The Donald Trump administration will deploy a small detachment of US troops and more missile defense batteries in Saudi Arabia, Defense Secretary Mark Esper said on Friday, just days after the United States blamed Iran for attacks that devastated a key facility in the oil-producing nation.
Esper and Chairman of the Joint Chiefs of Staff Gen. Joseph Dunford characterized the move, which includes provisions of defense equipment, as “defensive in nature.” The decision came after Trump’s National Security Council huddled late Friday afternoon to discuss a range of US military options to respond to the alleged Iranian attack.
While adding onto 2,000 US troops sent to the Middle East since June, the decision — announced alongside fresh sanctions on Iran’s central bank Friday — marks another move by the Trump administration to respond to a suspected Iranian provocation below the level of a military strike.
The new deployment will be less than 1,000 troops, Dunford stated at Friday’s briefing, as Pentagon officials called on American allies to help reinforce Saudi defenses, which experts said had been oriented in the wrong direction to respond to the attacks last weekend and may not have been prepared to shoot down drones and cruise missiles without adequate early warning systems.
“Regardless of where you think it came from, the fact is, the Saudis were attacked by both drones and cruise missiles and are still vulnerable to attack,” Esper told reporters. “So asking allies and partners to contribute resources to help them defend themselves and to defend those things I spoke about, I don't think is too much of an ask, given the situation.”
Yet even after the Trump administration fingered Iran for mine attacks on Emirati and Norwegian-flagged ships in May and a shootdown of an American surveillance drone in June, the Pentagon has been slow to get skeptical allies to commit military assets to the region, including European nations that have sought to preserve the 2015 Iran nuclear deal.
Several European countries, including the Netherlands, are still looking at contributing frigates and naval assets to defend freedom of navigation in the Gulf after the United States fingered Iran for a series of tanker attacks in the Strait of Hormuz this summer, a European official told Al-Monitor on condition of anonymity.
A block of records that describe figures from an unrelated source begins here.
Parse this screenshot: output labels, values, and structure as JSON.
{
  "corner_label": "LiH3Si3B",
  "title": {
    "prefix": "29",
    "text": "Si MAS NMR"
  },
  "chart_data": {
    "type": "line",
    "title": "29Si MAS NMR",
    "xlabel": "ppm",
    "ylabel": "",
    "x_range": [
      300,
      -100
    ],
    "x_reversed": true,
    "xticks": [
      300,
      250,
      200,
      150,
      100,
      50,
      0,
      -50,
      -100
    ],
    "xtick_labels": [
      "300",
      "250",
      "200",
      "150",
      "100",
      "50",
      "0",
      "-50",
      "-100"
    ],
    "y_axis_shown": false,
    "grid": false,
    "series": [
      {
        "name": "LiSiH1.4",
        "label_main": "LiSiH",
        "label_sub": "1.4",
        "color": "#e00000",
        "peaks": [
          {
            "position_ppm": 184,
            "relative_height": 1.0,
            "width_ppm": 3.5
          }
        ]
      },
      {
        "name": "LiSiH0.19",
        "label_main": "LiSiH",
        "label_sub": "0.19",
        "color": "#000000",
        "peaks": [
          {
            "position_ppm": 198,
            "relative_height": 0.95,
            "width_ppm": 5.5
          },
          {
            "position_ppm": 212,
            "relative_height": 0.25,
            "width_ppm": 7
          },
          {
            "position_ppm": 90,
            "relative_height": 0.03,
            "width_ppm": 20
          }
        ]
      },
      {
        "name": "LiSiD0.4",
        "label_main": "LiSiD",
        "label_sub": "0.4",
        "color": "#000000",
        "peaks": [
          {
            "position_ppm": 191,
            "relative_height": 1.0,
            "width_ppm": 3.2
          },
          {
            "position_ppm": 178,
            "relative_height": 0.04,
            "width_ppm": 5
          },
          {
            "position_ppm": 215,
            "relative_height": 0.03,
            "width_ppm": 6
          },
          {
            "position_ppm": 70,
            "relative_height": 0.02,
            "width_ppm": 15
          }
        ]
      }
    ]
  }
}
But the assets would be working with a European coalition, not the United States, to avoid the perception that European Union nations are building an alliance directly against Iran.
The official said European nations, which have resisted joining the US-led pressure campaign, will wait for a UN-backed consensus at next week’s General Assembly before making a decision about how to respond to the attacks on the Aramco facility at Abqaiq, which knocked out 50% of Saudi Arabia’s oil supply last week.
Former US officials insisted that the new deployments, which follow the arrival of the USS Abraham Lincoln carrier strike group in the Gulf earlier this summer, will not force the Trump administration to pivot away from its strategy to focus on Russia and China.
“The NDS Commission report made the point that ‘taking risk’ in the Middle East to find resources to put against the Russia or China challenges was probably ill considered and put you at the mercy of events,” Eric Edelman, a former undersecretary of defense for policy during the George W. Bush administration, told Al-Monitor, referring to a commission of experts created to evaluate Trump’s new defense strategy. “That said, these deployments are relatively small and do not really change the balance of effort very much in the long run.”